Talking about “How AI Inference Threats Might Influence the Outcome of 2020 Election,” the three presented their own research, which included aggregating data to show how misinformation can be spread. Karel Baloun, software architect and entrepreneur at UC Berkeley, said these types of attacks can be nefarious as “attacks on democracy” are often not seen and it can be denied that they took place.

Pointing at the 2016 US presidential election, Baloun said that the hacking of the Democrats’ emails by Russia and passing of them to WikiLeaks “set the narrative for the election” and there is proof that this effort was able to “suppress over 100,000 votes.” He said that there are four examples of elections that have been influenced in history:

  • The 2016 Ukraine Election
  • The 2016 UK Brexit vote on EU Membership
  • The 2019 Hong Kong Anti-Extradition Law Protests
  • The 2020 Taiwan Presidential Election

Ken Chang, cybersecurity researcher at University of California, Berkeley, said that when someone registers to vote, that information should be trusted to be held securely, as all information that is collected is “a critical piece of information.”

With voter registration data, Chang said that the potential of a data breach is obvious, so the conversation needs to be centered on how to protect information, and not on how a data broker can collect and distribute information without the person knowing.

Baloun said that with the experiment it was able to build user voter databases and aggregate this into social media data, advertising, and messaging to influence people. Citing the case of Cambridge Analytica, Baloun said that it was able to use Facebook data that was open, and personal information that is freely obtained and available in the form of credit scores and credit card data.

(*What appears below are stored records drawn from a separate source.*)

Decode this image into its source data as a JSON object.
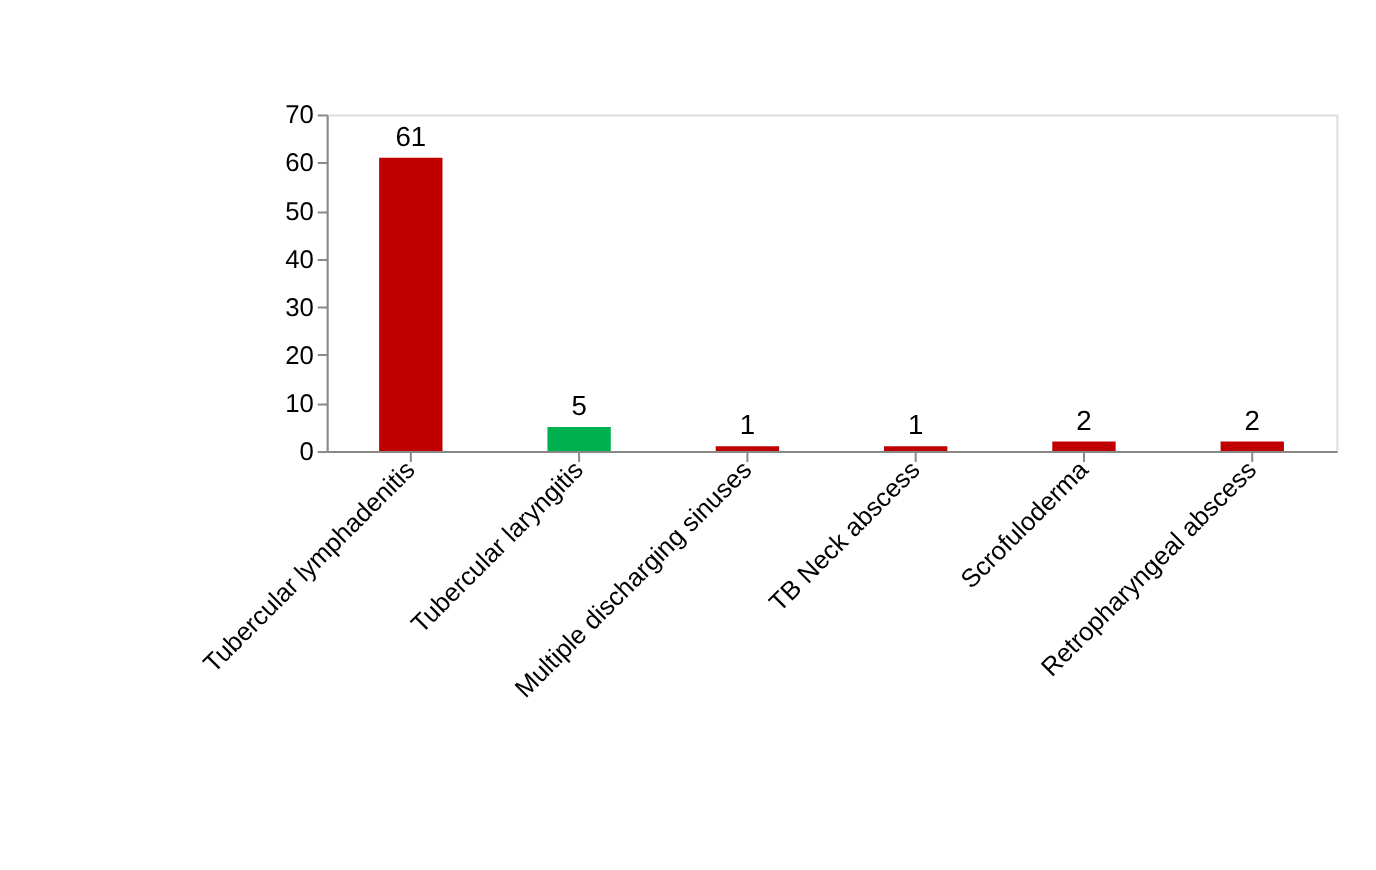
{
  "chart_data": {
    "type": "bar",
    "categories": [
      "Tubercular lymphadenitis",
      "Tubercular laryngitis",
      "Multiple discharging sinuses",
      "TB Neck abscess",
      "Scrofuloderma",
      "Retropharyngeal abscess"
    ],
    "values": [
      61,
      5,
      1,
      1,
      2,
      2
    ],
    "colors": [
      "#c00000",
      "#00b050",
      "#c00000",
      "#c00000",
      "#c00000",
      "#c00000"
    ],
    "ylim": [
      0,
      70
    ],
    "yticks": [
      0,
      10,
      20,
      30,
      40,
      50,
      60,
      70
    ],
    "grid": false,
    "data_labels": true
  }
}
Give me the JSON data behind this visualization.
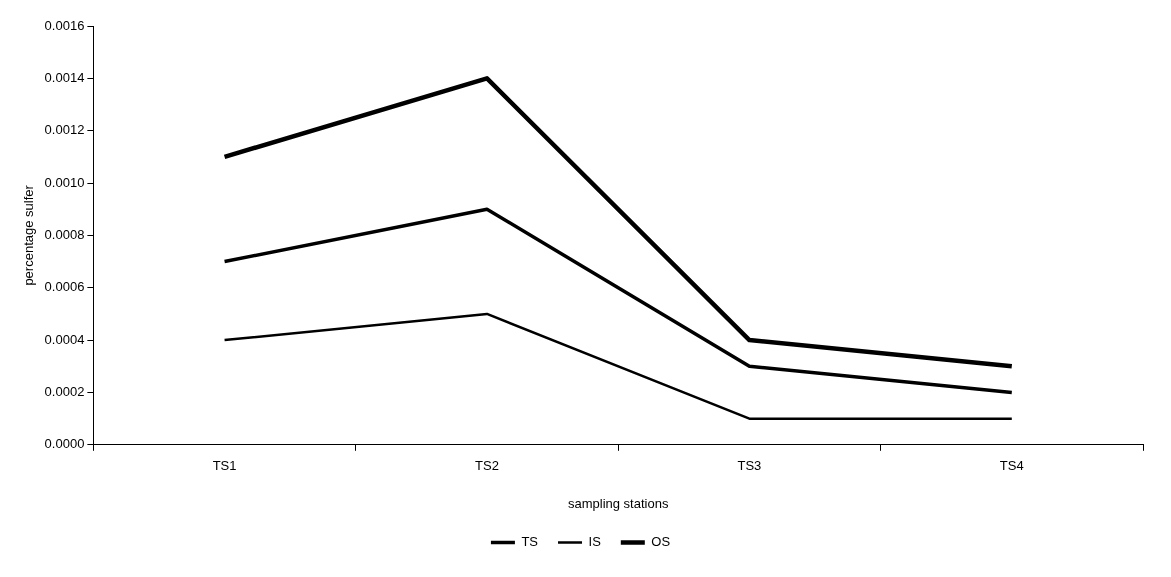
{
  "chart_data": {
    "type": "line",
    "xlabel": "sampling stations",
    "ylabel": "percentage sulfer",
    "categories": [
      "TS1",
      "TS2",
      "TS3",
      "TS4"
    ],
    "series": [
      {
        "name": "TS",
        "color": "#000000",
        "values": [
          0.0007,
          0.0009,
          0.0003,
          0.0002
        ]
      },
      {
        "name": "IS",
        "color": "#000000",
        "values": [
          0.0004,
          0.0005,
          0.0001,
          0.0001
        ]
      },
      {
        "name": "OS",
        "color": "#000000",
        "values": [
          0.0011,
          0.0014,
          0.0004,
          0.0003
        ]
      }
    ],
    "ylim": [
      0,
      0.0016
    ],
    "yticks": [
      {
        "value": 0,
        "label": "0.0000"
      },
      {
        "value": 0.0002,
        "label": "0.0002"
      },
      {
        "value": 0.0004,
        "label": "0.0004"
      },
      {
        "value": 0.0006,
        "label": "0.0006"
      },
      {
        "value": 0.0008,
        "label": "0.0008"
      },
      {
        "value": 0.001,
        "label": "0.0010"
      },
      {
        "value": 0.0012,
        "label": "0.0012"
      },
      {
        "value": 0.0014,
        "label": "0.0014"
      },
      {
        "value": 0.0016,
        "label": "0.0016"
      }
    ],
    "grid": false,
    "legend": "bottom",
    "marker": "none",
    "line_style": "solid"
  }
}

Saying that it is only a matter of time before AI can do the whole process, as currently Machine Learning is used on Big Data sets, and AI can generate texts and emails and write news, Baloun said that the “technology is well advanced.”

“If you suck the firehose you only get what you’re provided,” Baloun said, pointing out that it could be easy for an attacker to impersonate an influential friend or family member.

Looking at steps to take, Baloun encouraged taking more action when friends and family share such information, and think about what you consume. He also called for the Secretary of State with responsibility for voter records to mandate a disclosure requirement. He also called for a ban by the FFC on creating “personal profiles” pretending to be voters.

“Each one can make a big difference, as the system depends on easily available rich voter profiles, and targeting with messaging,” he said. “To protect democracy we need to make things more expensive and less effective and let humans intervene, as they don’t know it is happening.”